A well-defined axis of maximum dilation within the ca. 148 Ma Independence dike swarm is significantly offset across Owens Valley. Dilation by diking within the axis of maximum dilation is greater than 5%, commonly exceeds 10%, and locally ranges over 40%. Elsewhere in the swarm, dilation rarely ranges above 2%. The axis of maximum dilation steps ∼75–130 km rightward across Owens Valley, although the offset is difficult to measure precisely because the dike swarm is diffuse and intersects the valley at a relatively low angle. Comparison with other recently investigated geologic markers favors 65 ± 5 km of dextral offset since 83.5 Ma and perhaps an additional 10–65 km of offset prior to 83.5 Ma. Although Owens Valley is a locus of modern dextral slip, regional relations suggest that most of the 65 km of dextral displacement accumulated in Latest Cretaceous–early Paleogene (Laramide) time, when Cordilleran subduction was strongly right-oblique.

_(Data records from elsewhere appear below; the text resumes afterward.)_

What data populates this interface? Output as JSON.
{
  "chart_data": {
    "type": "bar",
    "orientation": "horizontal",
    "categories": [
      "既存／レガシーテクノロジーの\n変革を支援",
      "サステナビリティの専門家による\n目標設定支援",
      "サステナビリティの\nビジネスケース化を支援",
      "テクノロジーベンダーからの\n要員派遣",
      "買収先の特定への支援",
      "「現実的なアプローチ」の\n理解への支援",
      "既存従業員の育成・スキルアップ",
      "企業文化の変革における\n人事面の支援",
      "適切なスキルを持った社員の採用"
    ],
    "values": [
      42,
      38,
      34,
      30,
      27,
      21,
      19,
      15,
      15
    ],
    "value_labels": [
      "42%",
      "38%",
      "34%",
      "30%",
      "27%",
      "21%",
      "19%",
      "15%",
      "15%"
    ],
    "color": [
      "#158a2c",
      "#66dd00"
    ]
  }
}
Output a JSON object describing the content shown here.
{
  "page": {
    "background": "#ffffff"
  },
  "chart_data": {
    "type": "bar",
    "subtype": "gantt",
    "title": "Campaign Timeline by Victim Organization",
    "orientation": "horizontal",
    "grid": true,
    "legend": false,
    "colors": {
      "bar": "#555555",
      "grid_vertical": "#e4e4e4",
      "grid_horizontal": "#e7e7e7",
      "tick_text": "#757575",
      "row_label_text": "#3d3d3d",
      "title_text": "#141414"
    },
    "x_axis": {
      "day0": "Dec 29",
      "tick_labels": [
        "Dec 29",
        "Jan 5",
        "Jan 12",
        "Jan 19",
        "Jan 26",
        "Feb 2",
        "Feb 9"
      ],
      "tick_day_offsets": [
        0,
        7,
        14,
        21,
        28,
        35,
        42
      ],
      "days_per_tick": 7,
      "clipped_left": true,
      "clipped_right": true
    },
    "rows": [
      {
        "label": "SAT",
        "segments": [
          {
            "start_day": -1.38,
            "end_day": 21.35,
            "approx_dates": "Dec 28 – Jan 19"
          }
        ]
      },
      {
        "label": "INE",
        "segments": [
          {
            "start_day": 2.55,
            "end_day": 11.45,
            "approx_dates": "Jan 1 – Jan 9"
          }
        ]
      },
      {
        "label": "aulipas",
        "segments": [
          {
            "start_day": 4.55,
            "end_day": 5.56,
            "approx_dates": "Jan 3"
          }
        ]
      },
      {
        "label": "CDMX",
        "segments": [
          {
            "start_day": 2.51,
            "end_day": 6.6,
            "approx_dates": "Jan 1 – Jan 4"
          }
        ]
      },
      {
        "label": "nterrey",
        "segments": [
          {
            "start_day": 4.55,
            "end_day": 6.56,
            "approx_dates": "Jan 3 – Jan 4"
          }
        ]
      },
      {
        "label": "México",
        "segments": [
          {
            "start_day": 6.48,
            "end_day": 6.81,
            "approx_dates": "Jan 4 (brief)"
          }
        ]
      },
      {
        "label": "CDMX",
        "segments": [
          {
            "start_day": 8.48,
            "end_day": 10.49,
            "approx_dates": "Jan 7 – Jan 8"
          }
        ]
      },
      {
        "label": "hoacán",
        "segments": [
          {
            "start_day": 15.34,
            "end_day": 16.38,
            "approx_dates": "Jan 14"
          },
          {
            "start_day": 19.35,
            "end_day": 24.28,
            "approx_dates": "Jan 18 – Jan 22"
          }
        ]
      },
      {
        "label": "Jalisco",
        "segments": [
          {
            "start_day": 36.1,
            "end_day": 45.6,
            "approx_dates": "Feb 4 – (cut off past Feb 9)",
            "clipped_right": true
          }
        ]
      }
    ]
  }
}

Thermobarometric, structural, stratigraphic, and geochronologic evidence from the southern Sierra Nevada have previously been interpreted to reflect south-directed tectonic unroofing of deep-crustal rocks to form a metamorphic core complex during Laramide time. Large-magnitude Laramide right slip across Owens Valley thus may have been transferred southward into extension in the southern Sierra Nevada. Linked systems of late-Laramide to post-Laramide strike-slip faults and metamorphic core complexes have long been recognized in the plutonic-metamorphic core of the northern Cordillera. Recognition of this tectonic style in California suggests that it may have characterized most of the western Cordilleran orogen at this time.